Main legal provisions: (China's company law, maritime law and other laws have provisions on force majeure, but most of them are the emphasis and restatement of Article 117 of the Contract Law, which will not be listed here)

General Principles of the People's Republic of China Civil Law

Article 107

If the contract cannot be performed or the damage caused to others is caused by force majeure, the civil liability shall not be borne, except as otherwise provided by law.

General Provisions of the People's Republic of China Civil Law

Article 180

If a civil obligation cannot be performed due to force majeure, no civil liability shall be assumed. Where the law provides otherwise, such provisions shall prevail.

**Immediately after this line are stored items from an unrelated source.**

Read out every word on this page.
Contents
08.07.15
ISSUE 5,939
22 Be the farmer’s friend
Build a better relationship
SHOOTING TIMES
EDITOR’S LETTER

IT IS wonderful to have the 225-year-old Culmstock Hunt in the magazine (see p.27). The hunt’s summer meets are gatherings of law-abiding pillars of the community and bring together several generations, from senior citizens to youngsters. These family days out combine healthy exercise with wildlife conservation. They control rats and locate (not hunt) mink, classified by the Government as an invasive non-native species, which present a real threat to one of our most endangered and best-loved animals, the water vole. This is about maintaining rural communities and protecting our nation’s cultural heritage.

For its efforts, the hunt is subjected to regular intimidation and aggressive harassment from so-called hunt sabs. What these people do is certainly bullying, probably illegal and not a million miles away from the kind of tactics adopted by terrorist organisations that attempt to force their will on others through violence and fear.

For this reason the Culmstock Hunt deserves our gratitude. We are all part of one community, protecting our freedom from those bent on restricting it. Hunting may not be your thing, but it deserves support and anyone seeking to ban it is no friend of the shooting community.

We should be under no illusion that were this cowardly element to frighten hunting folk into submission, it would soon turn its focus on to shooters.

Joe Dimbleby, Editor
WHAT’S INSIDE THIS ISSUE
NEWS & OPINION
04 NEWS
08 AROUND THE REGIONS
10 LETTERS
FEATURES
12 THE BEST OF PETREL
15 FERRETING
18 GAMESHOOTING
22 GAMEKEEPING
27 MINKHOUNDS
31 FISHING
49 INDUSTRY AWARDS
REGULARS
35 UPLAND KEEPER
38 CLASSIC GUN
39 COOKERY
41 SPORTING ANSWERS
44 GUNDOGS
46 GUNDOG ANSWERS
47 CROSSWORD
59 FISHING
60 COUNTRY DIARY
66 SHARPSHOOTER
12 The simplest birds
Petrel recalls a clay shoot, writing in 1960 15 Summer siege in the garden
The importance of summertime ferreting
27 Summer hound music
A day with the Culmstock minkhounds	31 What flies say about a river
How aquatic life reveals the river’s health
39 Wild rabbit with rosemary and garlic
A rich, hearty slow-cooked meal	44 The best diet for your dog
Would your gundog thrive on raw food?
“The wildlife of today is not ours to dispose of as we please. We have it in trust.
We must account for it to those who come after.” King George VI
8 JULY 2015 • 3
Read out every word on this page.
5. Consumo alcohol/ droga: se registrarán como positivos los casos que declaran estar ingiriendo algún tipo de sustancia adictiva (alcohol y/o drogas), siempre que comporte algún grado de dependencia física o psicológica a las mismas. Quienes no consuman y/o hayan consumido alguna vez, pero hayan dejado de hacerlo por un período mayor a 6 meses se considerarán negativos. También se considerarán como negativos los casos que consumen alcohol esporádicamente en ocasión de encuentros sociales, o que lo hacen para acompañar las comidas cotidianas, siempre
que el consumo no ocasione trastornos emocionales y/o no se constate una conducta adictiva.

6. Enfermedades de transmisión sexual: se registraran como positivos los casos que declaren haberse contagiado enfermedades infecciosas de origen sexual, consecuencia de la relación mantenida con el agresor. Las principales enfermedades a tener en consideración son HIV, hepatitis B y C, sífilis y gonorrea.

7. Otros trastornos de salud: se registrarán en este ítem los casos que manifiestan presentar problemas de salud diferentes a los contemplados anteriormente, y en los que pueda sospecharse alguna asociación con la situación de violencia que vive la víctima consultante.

Force majeure is an objective situation that cannot be foreseen, avoided and overcome.

the People's Republic of China Contract Law

Article 94

A party may rescind a contract under any of the following circumstances:

The (I) is unable to achieve the purpose of the contract due to force majeure;

(II) prior to the expiration of the performance period, one of the parties expressly expresses or indicates by its own conduct that it will not perform its main obligation;

(III) one of the parties delays in performance of the main obligation and fails to perform within a reasonable period of time after being urged to do so;

(IV) one of the parties delays the performance of its obligations or has other breach of contract, resulting in the failure to achieve the purpose of the contract;

(V) other circumstances prescribed by law.

Article 97

After the termination of the contract, if the performance has not been performed, the performance shall be terminated; if the performance has been performed, the parties may, in accordance with the performance and the nature of the contract, request restoration to the original state, take other remedial measures, and have the right to claim compensation for losses.

Article 110

If one of the parties fails to perform a non-monetary debt or the performance of a non-monetary debt is not in accordance with the agreement, the other party may request performance, except in one of the following circumstances:

(I) it is legally or factually impossible to perform;

The subject matter of the (II) obligation is not suitable for compulsory performance or the performance cost is too high;

The (III) creditor fails to demand performance within a reasonable period of time.

Article 117

If the contract cannot be performed due to force majeure, the liability shall be partially or fully exempted according to the influence of force majeure, except as otherwise provided by law. If force majeure occurs after the party's delay in performance, it cannot be exempted from liability. For the purposes of this Law, force majeure means unforeseeable, unavoidable and insurmountable objective circumstances.

Article 118

If one of the parties is unable to perform the contract due to force majeure, it shall promptly notify the other party in order to mitigate the losses that may be caused to the other party, and shall provide proof within a reasonable period of time.

Article 119

After one of the parties breaches the contract, the other party shall take appropriate measures to prevent the expansion of the loss; if the loss is expanded due to the failure to take appropriate measures, it shall not claim compensation for the expanded loss. The reasonable expenses incurred by the parties to prevent the expansion of losses shall be borne by the breaching party.

Article 314

If the goods are lost in the course of transport due to force majeure and the freight has not been collected, the carrier shall not require the payment of the freight; if the freight has been collected, the shipper may request the return.